Wien, 04. Oktober 2019 /

  • geboren 1962 im roten Linz
  • wurde trotz gescheiterten Wahlkampfs mit dem Posten des SP-Bundesgeschäftsführers betraut
  • hinter ihm liegt eine typische Karriere als roter Parteifunktionär

Profil:

Die Karriere des gebürtigen Linzers Christian Deutsch verlief nahezu idealtypisch für SPÖ-Verhältnisse: Nach einigen Semestern Medizinstudium begann er, sich in der Sozialistischen Jugend (SJ) zu engagieren. Deutsch kommt aus demselben Stall wie Ex-Bundeskanzler Werner Faymann und die zweite Nationalratspräsidentin Doris Bures, der SPÖ-Kreise großem Einfluss auf Parteichefin Pamela Rendi-Wagner nachsagen: Deutsch war Bezirksrat in Liesing, Vorsitzender der Mietervereinigung ebenfalls in Liesing und Landesekretär der SJ. Seit 2001 ist er in seiner Wahlheimat Wien im Gemeinderat vertreten. Als Landesparteisekretär der Wiener SPÖ hatte er schon vor der Nationalratswahl eine wichtige Funktion im roten Wien. Schließlich wurde er im Zuge der Neuwahlen von Parteiobfrau Pamela Rendi-Wagner als Wahlkampfmanager beordert.

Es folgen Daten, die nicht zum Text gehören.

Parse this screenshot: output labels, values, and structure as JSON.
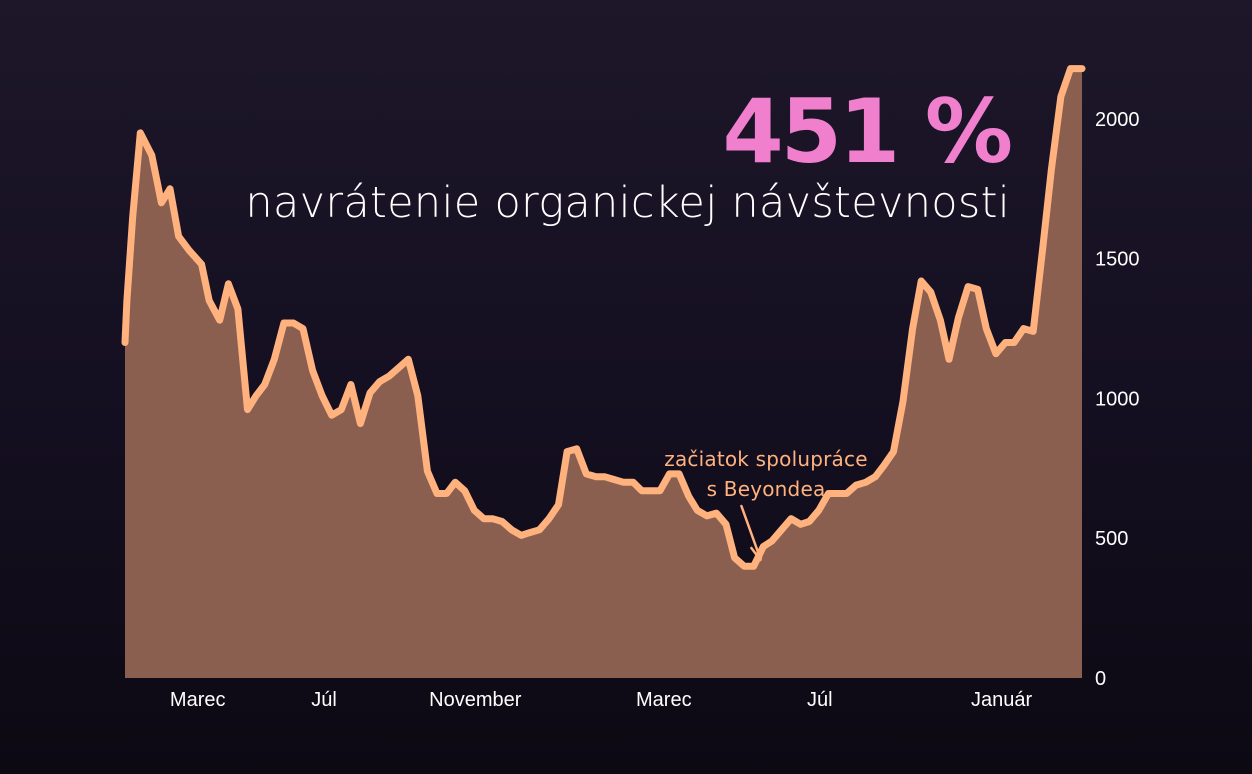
{
  "headline": {
    "big_value": "451 %",
    "subtitle": "navrátenie organickej návštevnosti"
  },
  "annotation": {
    "line1": "začiatok spolupráce",
    "line2": "s Beyondea"
  },
  "colors": {
    "accent": "#f07fce",
    "line": "#ffb27e",
    "area": "#8b5f4f",
    "text": "#ffffff"
  },
  "chart_data": {
    "type": "area",
    "title": "",
    "xlabel": "",
    "ylabel": "",
    "y_axis_side": "right",
    "ylim": [
      0,
      2200
    ],
    "yticks": [
      0,
      500,
      1000,
      1500,
      2000
    ],
    "x_range": [
      0,
      100
    ],
    "x_ticks": [
      {
        "x": 7.6,
        "label": "Marec"
      },
      {
        "x": 20.8,
        "label": "Júl"
      },
      {
        "x": 36.6,
        "label": "November"
      },
      {
        "x": 56.3,
        "label": "Marec"
      },
      {
        "x": 72.6,
        "label": "Júl"
      },
      {
        "x": 91.6,
        "label": "Január"
      }
    ],
    "annotation_x": 66.5,
    "series": [
      {
        "values": [
          [
            0.0,
            1200
          ],
          [
            0.2,
            1350
          ],
          [
            0.8,
            1650
          ],
          [
            1.6,
            1950
          ],
          [
            2.8,
            1870
          ],
          [
            3.8,
            1700
          ],
          [
            4.7,
            1750
          ],
          [
            5.6,
            1580
          ],
          [
            6.7,
            1530
          ],
          [
            8.0,
            1480
          ],
          [
            8.8,
            1350
          ],
          [
            9.9,
            1280
          ],
          [
            10.8,
            1410
          ],
          [
            11.8,
            1320
          ],
          [
            12.8,
            960
          ],
          [
            13.7,
            1010
          ],
          [
            14.6,
            1050
          ],
          [
            15.6,
            1140
          ],
          [
            16.6,
            1270
          ],
          [
            17.6,
            1270
          ],
          [
            18.6,
            1250
          ],
          [
            19.6,
            1100
          ],
          [
            20.6,
            1010
          ],
          [
            21.6,
            940
          ],
          [
            22.6,
            960
          ],
          [
            23.6,
            1050
          ],
          [
            24.6,
            910
          ],
          [
            25.6,
            1020
          ],
          [
            26.6,
            1060
          ],
          [
            27.6,
            1080
          ],
          [
            28.6,
            1110
          ],
          [
            29.6,
            1140
          ],
          [
            30.6,
            1010
          ],
          [
            31.6,
            740
          ],
          [
            32.6,
            660
          ],
          [
            33.6,
            660
          ],
          [
            34.5,
            700
          ],
          [
            35.5,
            670
          ],
          [
            36.5,
            600
          ],
          [
            37.5,
            570
          ],
          [
            38.4,
            570
          ],
          [
            39.4,
            560
          ],
          [
            40.4,
            530
          ],
          [
            41.4,
            510
          ],
          [
            42.3,
            520
          ],
          [
            43.3,
            530
          ],
          [
            44.3,
            570
          ],
          [
            45.3,
            620
          ],
          [
            46.2,
            810
          ],
          [
            47.2,
            820
          ],
          [
            48.2,
            730
          ],
          [
            49.2,
            720
          ],
          [
            50.1,
            720
          ],
          [
            51.1,
            710
          ],
          [
            52.1,
            700
          ],
          [
            53.1,
            700
          ],
          [
            54.0,
            670
          ],
          [
            55.0,
            670
          ],
          [
            55.9,
            670
          ],
          [
            56.9,
            730
          ],
          [
            57.9,
            730
          ],
          [
            58.9,
            650
          ],
          [
            59.8,
            600
          ],
          [
            60.8,
            580
          ],
          [
            61.8,
            590
          ],
          [
            62.8,
            550
          ],
          [
            63.7,
            430
          ],
          [
            64.7,
            400
          ],
          [
            65.7,
            400
          ],
          [
            66.7,
            470
          ],
          [
            67.6,
            490
          ],
          [
            68.6,
            530
          ],
          [
            69.6,
            570
          ],
          [
            70.6,
            550
          ],
          [
            71.5,
            560
          ],
          [
            72.5,
            600
          ],
          [
            73.5,
            660
          ],
          [
            74.5,
            660
          ],
          [
            75.4,
            660
          ],
          [
            76.4,
            690
          ],
          [
            77.4,
            700
          ],
          [
            78.4,
            720
          ],
          [
            79.3,
            760
          ],
          [
            80.3,
            810
          ],
          [
            81.3,
            990
          ],
          [
            82.3,
            1250
          ],
          [
            83.2,
            1420
          ],
          [
            84.2,
            1380
          ],
          [
            85.2,
            1280
          ],
          [
            86.1,
            1140
          ],
          [
            87.1,
            1290
          ],
          [
            88.1,
            1400
          ],
          [
            89.1,
            1390
          ],
          [
            90.0,
            1250
          ],
          [
            91.0,
            1160
          ],
          [
            92.0,
            1200
          ],
          [
            92.9,
            1200
          ],
          [
            93.9,
            1250
          ],
          [
            94.9,
            1240
          ],
          [
            95.9,
            1540
          ],
          [
            96.8,
            1820
          ],
          [
            97.8,
            2080
          ],
          [
            98.8,
            2180
          ],
          [
            100.0,
            2180
          ]
        ]
      }
    ]
  }
}
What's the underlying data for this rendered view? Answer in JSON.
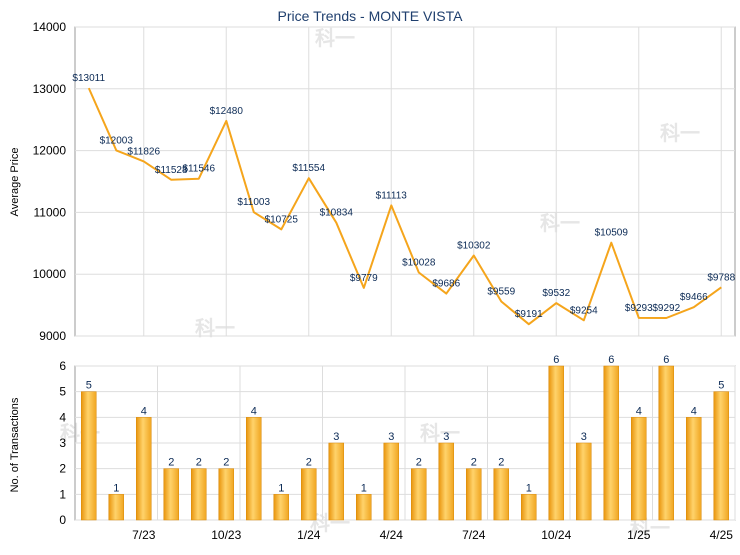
{
  "chart_data": [
    {
      "type": "line",
      "title": "Price Trends - MONTE VISTA",
      "ylabel": "Average Price",
      "ylim": [
        9000,
        14000
      ],
      "yticks": [
        "9000",
        "10000",
        "11000",
        "12000",
        "13000",
        "14000"
      ],
      "color": "#f5a51c",
      "grid": true,
      "series": [
        {
          "values": [
            13011,
            12003,
            11826,
            11528,
            11546,
            12480,
            11003,
            10725,
            11554,
            10834,
            9779,
            11113,
            10028,
            9686,
            10302,
            9559,
            9191,
            9532,
            9254,
            10509,
            9293,
            9292,
            9466,
            9788
          ],
          "labels": [
            "$13011",
            "$12003",
            "$11826",
            "$11528",
            "$11546",
            "$12480",
            "$11003",
            "$10725",
            "$11554",
            "$10834",
            "$9779",
            "$11113",
            "$10028",
            "$9686",
            "$10302",
            "$9559",
            "$9191",
            "$9532",
            "$9254",
            "$10509",
            "$9293",
            "$9292",
            "$9466",
            "$9788"
          ]
        }
      ]
    },
    {
      "type": "bar",
      "ylabel": "No. of Transactions",
      "ylim": [
        0,
        6
      ],
      "yticks": [
        "0",
        "1",
        "2",
        "3",
        "4",
        "5",
        "6"
      ],
      "color": "#f5a51c",
      "grid": true,
      "values": [
        5,
        1,
        4,
        2,
        2,
        2,
        4,
        1,
        2,
        3,
        1,
        3,
        2,
        3,
        2,
        2,
        1,
        6,
        3,
        6,
        4,
        6,
        4,
        5
      ],
      "xticks": [
        "7/23",
        "10/23",
        "1/24",
        "4/24",
        "7/24",
        "10/24",
        "1/25",
        "4/25"
      ]
    }
  ],
  "watermark": "科一"
}
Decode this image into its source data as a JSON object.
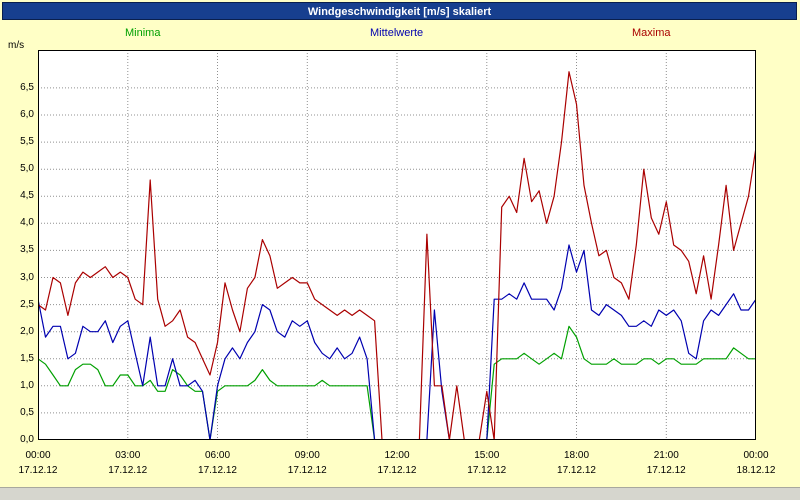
{
  "window": {
    "title": "Windgeschwindigkeit [m/s] skaliert"
  },
  "unit_label": "m/s",
  "colors": {
    "window_bg": "#ffffc6",
    "titlebar_bg": "#173f8f",
    "titlebar_text": "#ffffff",
    "plot_bg": "#ffffff",
    "plot_border": "#000000",
    "grid": "#909090",
    "minima": "#00a000",
    "mittelwerte": "#0000b0",
    "maxima": "#aa0000"
  },
  "chart_data": {
    "type": "line",
    "title": "Windgeschwindigkeit [m/s] skaliert",
    "xlabel": "",
    "ylabel": "m/s",
    "ylim": [
      0,
      7.2
    ],
    "grid": "dotted",
    "legend_position": "top",
    "x_axis": {
      "start": "00:00 17.12.12",
      "end": "00:00 18.12.12",
      "tick_interval_hours": 3,
      "sample_interval_minutes": 15
    },
    "y_ticks": [
      {
        "value": 0.0,
        "label": "0,0"
      },
      {
        "value": 0.5,
        "label": "0,5"
      },
      {
        "value": 1.0,
        "label": "1,0"
      },
      {
        "value": 1.5,
        "label": "1,5"
      },
      {
        "value": 2.0,
        "label": "2,0"
      },
      {
        "value": 2.5,
        "label": "2,5"
      },
      {
        "value": 3.0,
        "label": "3,0"
      },
      {
        "value": 3.5,
        "label": "3,5"
      },
      {
        "value": 4.0,
        "label": "4,0"
      },
      {
        "value": 4.5,
        "label": "4,5"
      },
      {
        "value": 5.0,
        "label": "5,0"
      },
      {
        "value": 5.5,
        "label": "5,5"
      },
      {
        "value": 6.0,
        "label": "6,0"
      },
      {
        "value": 6.5,
        "label": "6,5"
      }
    ],
    "x_ticks": [
      {
        "hour": 0,
        "time": "00:00",
        "date": "17.12.12"
      },
      {
        "hour": 3,
        "time": "03:00",
        "date": "17.12.12"
      },
      {
        "hour": 6,
        "time": "06:00",
        "date": "17.12.12"
      },
      {
        "hour": 9,
        "time": "09:00",
        "date": "17.12.12"
      },
      {
        "hour": 12,
        "time": "12:00",
        "date": "17.12.12"
      },
      {
        "hour": 15,
        "time": "15:00",
        "date": "17.12.12"
      },
      {
        "hour": 18,
        "time": "18:00",
        "date": "17.12.12"
      },
      {
        "hour": 21,
        "time": "21:00",
        "date": "17.12.12"
      },
      {
        "hour": 24,
        "time": "00:00",
        "date": "18.12.12"
      }
    ],
    "series": [
      {
        "name": "Minima",
        "color": "#00a000",
        "values": [
          1.5,
          1.4,
          1.2,
          1.0,
          1.0,
          1.3,
          1.4,
          1.4,
          1.3,
          1.0,
          1.0,
          1.2,
          1.2,
          1.0,
          1.0,
          1.1,
          0.9,
          0.9,
          1.3,
          1.2,
          1.0,
          0.9,
          0.9,
          0.0,
          0.9,
          1.0,
          1.0,
          1.0,
          1.0,
          1.1,
          1.3,
          1.1,
          1.0,
          1.0,
          1.0,
          1.0,
          1.0,
          1.0,
          1.1,
          1.0,
          1.0,
          1.0,
          1.0,
          1.0,
          1.0,
          0.0,
          0.0,
          0.0,
          0.0,
          0.0,
          0.0,
          0.0,
          0.0,
          0.0,
          0.0,
          0.0,
          0.0,
          0.0,
          0.0,
          0.0,
          0.0,
          1.4,
          1.5,
          1.5,
          1.5,
          1.6,
          1.5,
          1.4,
          1.5,
          1.6,
          1.5,
          2.1,
          1.9,
          1.5,
          1.4,
          1.4,
          1.4,
          1.5,
          1.4,
          1.4,
          1.4,
          1.5,
          1.5,
          1.4,
          1.5,
          1.5,
          1.4,
          1.4,
          1.4,
          1.5,
          1.5,
          1.5,
          1.5,
          1.7,
          1.6,
          1.5,
          1.5
        ]
      },
      {
        "name": "Mittelwerte",
        "color": "#0000b0",
        "values": [
          2.6,
          1.9,
          2.1,
          2.1,
          1.5,
          1.6,
          2.1,
          2.0,
          2.0,
          2.2,
          1.8,
          2.1,
          2.2,
          1.6,
          1.0,
          1.9,
          1.0,
          1.0,
          1.5,
          1.0,
          1.0,
          1.1,
          0.9,
          0.0,
          1.0,
          1.5,
          1.7,
          1.5,
          1.8,
          2.0,
          2.5,
          2.4,
          2.0,
          1.9,
          2.2,
          2.1,
          2.2,
          1.8,
          1.6,
          1.5,
          1.7,
          1.5,
          1.6,
          1.9,
          1.5,
          0.0,
          0.0,
          0.0,
          0.0,
          0.0,
          0.0,
          0.0,
          0.0,
          2.4,
          0.9,
          0.0,
          0.0,
          0.0,
          0.0,
          0.0,
          0.0,
          2.6,
          2.6,
          2.7,
          2.6,
          2.9,
          2.6,
          2.6,
          2.6,
          2.4,
          2.8,
          3.6,
          3.1,
          3.5,
          2.4,
          2.3,
          2.5,
          2.4,
          2.3,
          2.1,
          2.1,
          2.2,
          2.1,
          2.4,
          2.3,
          2.4,
          2.2,
          1.6,
          1.5,
          2.2,
          2.4,
          2.3,
          2.5,
          2.7,
          2.4,
          2.4,
          2.6
        ]
      },
      {
        "name": "Maxima",
        "color": "#aa0000",
        "values": [
          2.5,
          2.4,
          3.0,
          2.9,
          2.3,
          2.9,
          3.1,
          3.0,
          3.1,
          3.2,
          3.0,
          3.1,
          3.0,
          2.6,
          2.5,
          4.8,
          2.6,
          2.1,
          2.2,
          2.4,
          1.9,
          1.8,
          1.5,
          1.2,
          1.8,
          2.9,
          2.4,
          2.0,
          2.8,
          3.0,
          3.7,
          3.4,
          2.8,
          2.9,
          3.0,
          2.9,
          2.9,
          2.6,
          2.5,
          2.4,
          2.3,
          2.4,
          2.3,
          2.4,
          2.3,
          2.2,
          0.0,
          0.0,
          0.0,
          0.0,
          0.0,
          0.0,
          3.8,
          1.0,
          1.0,
          0.0,
          1.0,
          0.0,
          0.0,
          0.0,
          0.9,
          0.0,
          4.3,
          4.5,
          4.2,
          5.2,
          4.4,
          4.6,
          4.0,
          4.5,
          5.5,
          6.8,
          6.2,
          4.7,
          4.0,
          3.4,
          3.5,
          3.0,
          2.9,
          2.6,
          3.6,
          5.0,
          4.1,
          3.8,
          4.4,
          3.6,
          3.5,
          3.3,
          2.7,
          3.4,
          2.6,
          3.6,
          4.7,
          3.5,
          4.0,
          4.5,
          5.4
        ]
      }
    ]
  }
}
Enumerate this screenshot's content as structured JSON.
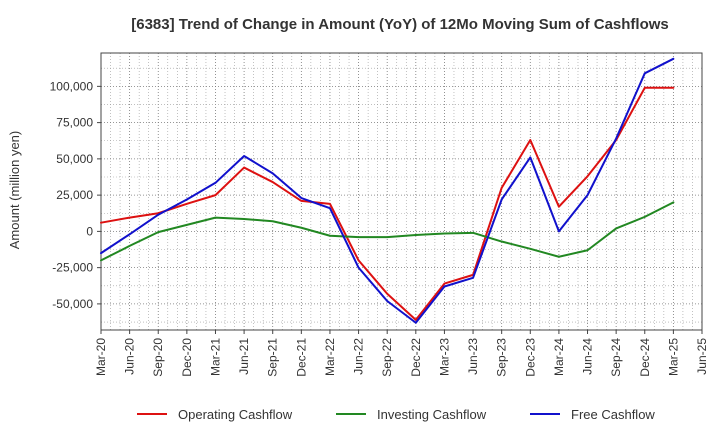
{
  "chart_data": {
    "type": "line",
    "title": "[6383]  Trend of Change in Amount (YoY) of 12Mo Moving Sum of Cashflows",
    "xlabel": "",
    "ylabel": "Amount (million yen)",
    "ylim": [
      -68000,
      123000
    ],
    "yticks": [
      -50000,
      -25000,
      0,
      25000,
      50000,
      75000,
      100000
    ],
    "ytick_labels": [
      "-50,000",
      "-25,000",
      "0",
      "25,000",
      "50,000",
      "75,000",
      "100,000"
    ],
    "categories": [
      "Mar-20",
      "Jun-20",
      "Sep-20",
      "Dec-20",
      "Mar-21",
      "Jun-21",
      "Sep-21",
      "Dec-21",
      "Mar-22",
      "Jun-22",
      "Sep-22",
      "Dec-22",
      "Mar-23",
      "Jun-23",
      "Sep-23",
      "Dec-23",
      "Mar-24",
      "Jun-24",
      "Sep-24",
      "Dec-24",
      "Mar-25",
      "Jun-25"
    ],
    "grid": true,
    "legend_position": "bottom",
    "series": [
      {
        "name": "Operating Cashflow",
        "color": "#dd1111",
        "values": [
          6000,
          9500,
          12500,
          19000,
          25000,
          44000,
          34000,
          21000,
          19000,
          -20000,
          -43000,
          -61000,
          -36000,
          -30000,
          30000,
          63000,
          17000,
          38000,
          63000,
          99000,
          99000,
          null
        ]
      },
      {
        "name": "Investing Cashflow",
        "color": "#228822",
        "values": [
          -20000,
          -10000,
          -500,
          4500,
          9500,
          8500,
          7000,
          2500,
          -3000,
          -4000,
          -4000,
          -2500,
          -1500,
          -1000,
          -7000,
          -12000,
          -17500,
          -13000,
          2000,
          10000,
          20000,
          null
        ]
      },
      {
        "name": "Free Cashflow",
        "color": "#1111cc",
        "values": [
          -15000,
          -2000,
          11500,
          22000,
          33500,
          52000,
          40000,
          23000,
          16000,
          -25000,
          -48000,
          -63000,
          -38000,
          -32000,
          22000,
          51000,
          0,
          25000,
          64000,
          109000,
          119000,
          null
        ]
      }
    ]
  }
}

Keine leichte Aufgabe für den Ur-Roten, der dafür im Nachgang aus den eigenen Reihen ordentlich Kritik einstecken musste. Pikant ist auch, dass Deutsch als Vertrauter des glücklosen Altkanzlers Werner Faymann gilt. Dieser ist in großen Teilen der SPÖ nicht mehr sonderlich beliebt. Dass nun ausgerechnet Christian Deutsch vom glücklosen Wahlkampfmanager zum neuen Bundesgeschäftsführer befördert wird, verstehen viele Rote nicht. Auch wenn nicht ganz klar ist, welche Rolle er als Wahlkampfmanager wirklich innehatte. Gerade der geschasste Thomas Drozda dürfte inhaltlich wohl auch enormen Einfluss auf den Wahlkampf gehabt haben. Deutsch gibt sich trotz allem optimistisch, was die Neuausrichtung der Partei betrifft. Keine Selbstverständlichkeit, angesichts des desolaten Zustandes seiner Partei.

Interessantes:

Eine „typische“, sozialdemokratische Aufsteigergeschichte: Der neue Bundesgeschäftsführer teilt sein Schicksal mit einem (Leidens-)Genossen aus Deutschland. Hubertus Heil von der SPD. Dieser war 2017 als Generalsekretär, der traditionsgemäß bei der SPD den Wahlkampf leitet, für das desaströse Abschneiden der deutschen Genossen verantwortlich. Anstatt abgesägt zu werden, bekam er aber in der neuen schwarz-roten Koalition sogar einen Ministerposten.

Laut SPÖ-Rebell und Berater Rudi Fußi soll der eher seriös wirkende Deutsch an der Demontage von Christian Kern mitverantwortlich gewesen sein. Auch den ewigen Wiener Bürgermeister Michael Häupl hätte er mitabmontiert, so Fußi.